Un caso che divide gli esperti e scuote le coscienze nel territorio fiorentino. Lorenzo Innocenti, 37 anni, rimane indiziato per l'omicidio volontario di Eleonora Guidi, barbaramente aggredita con ventiquattro fendenti nella loro abitazione di Rufina, in Val di Sieve, l'8 febbraio 2025. Subito dopo il delitto, l'uomo si è lanciato da una finestra nel tentativo di togliersi la vita, precipitando in coma. Sebbene sia successivamente emerso da questo stato, le conseguenze neurologiche sono risultate significative: compromissione del linguaggio, perdita di memoria e inabilità nel ragionamento.
Secondo la valutazione fornita da tre esperti incaricati dal tribunale di Firenze - lo psichiatra Rolando Paterniti, la neurologa Antonella Notarelli e la medica legale Beatrice Defraia - l'imputato attualmente non possiede le capacità cognitive necessarie per affrontare un processo. I consulenti ritengono però che il suo stato potrebbe migliorare attraverso un programma riabilitativo intensivo di almeno un anno presso una struttura specializzata, dopodiché una nuova valutazione risulterebbe indispensabile. Inoltre, gli stessi esperti escludono che Innocenti rappresenti un pericolo sociale attuale.
Contraria è la posizione dei periti nominati dai familiari della vittima. Il neurologo Sandro Sorbi, il medico legale Aurelio Bonelli e lo psichiatra Stefano Berrettini dipingono un quadro radicalmente diverso: secondo loro, nessuna patologia neurologica preesistente avrebbe potuto giustificare una violenza così efferata, compiuta inoltre al cospetto di un minore.
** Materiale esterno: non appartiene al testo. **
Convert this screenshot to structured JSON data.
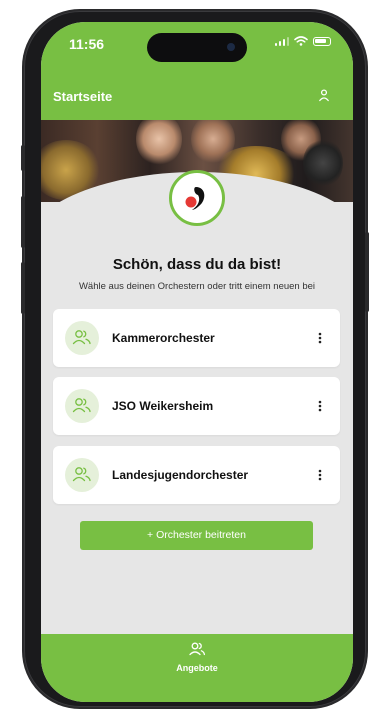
{
  "status_bar": {
    "time": "11:56"
  },
  "app_bar": {
    "title": "Startseite",
    "profile_icon": "user-icon"
  },
  "welcome": {
    "title": "Schön, dass du da bist!",
    "subtitle": "Wähle aus deinen Orchestern oder tritt einem neuen bei"
  },
  "orchestras": [
    {
      "name": "Kammerorchester",
      "icon": "users-icon"
    },
    {
      "name": "JSO Weikersheim",
      "icon": "users-icon"
    },
    {
      "name": "Landesjugendorchester",
      "icon": "users-icon"
    }
  ],
  "join_button": {
    "label": "+   Orchester beitreten"
  },
  "bottom_nav": {
    "items": [
      {
        "label": "Angebote",
        "icon": "users-icon"
      }
    ]
  },
  "colors": {
    "primary": "#78bf43",
    "background": "#e6e6e6",
    "icon_bg": "#e5f0da",
    "logo_red": "#e53935"
  }
}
I tre esperti concludono che Innocenti sia affetto da incapacità di controllare pulsioni aggressive e, di conseguenza, rappresenti una minaccia concreta.
Un aspetto particolarmente contestato dalla famiglia riguarda le condizioni di custodia. L'uomo è ricoverato in reparto senza restrizioni: passeggia liberamente nei corridoi, accede al bar interno della struttura dove è facilmente identificabile. Questo contrasto tra la gravità del crimine e la libertà di movimento ha alimentato l'indignazione di chi era vicino a Eleonora. Sua sorella Elisabetta ha espresso al Corriere Fiorentino una protesta veemente: «Parla, cammina, gira libero in ospedale ma non lo vogliono processare. È uno scandalo». Aggiunge inoltre: «Dopo la morte di mia sorella abbiamo ricevuto solo delusioni. E lui non ha neanche subito il sequestro dei beni».
La vicenda solleva interrogativi sulle responsabilità penali nei casi di grave compromissione neuropsichica conseguente a tentato suicidio. Rimane ancora sconosciuto il movente che spinse Innocenti a compiere il massacro nei confronti della sua compagna. Il procedimento giudiziario, al momento sospeso in attesa di rivalutazioni mediche, rappresenta un banco di prova per il sistema giuridico toscano nel bilanciare garanzie costituzionali dell'imputato e tutela dei diritti delle vittime.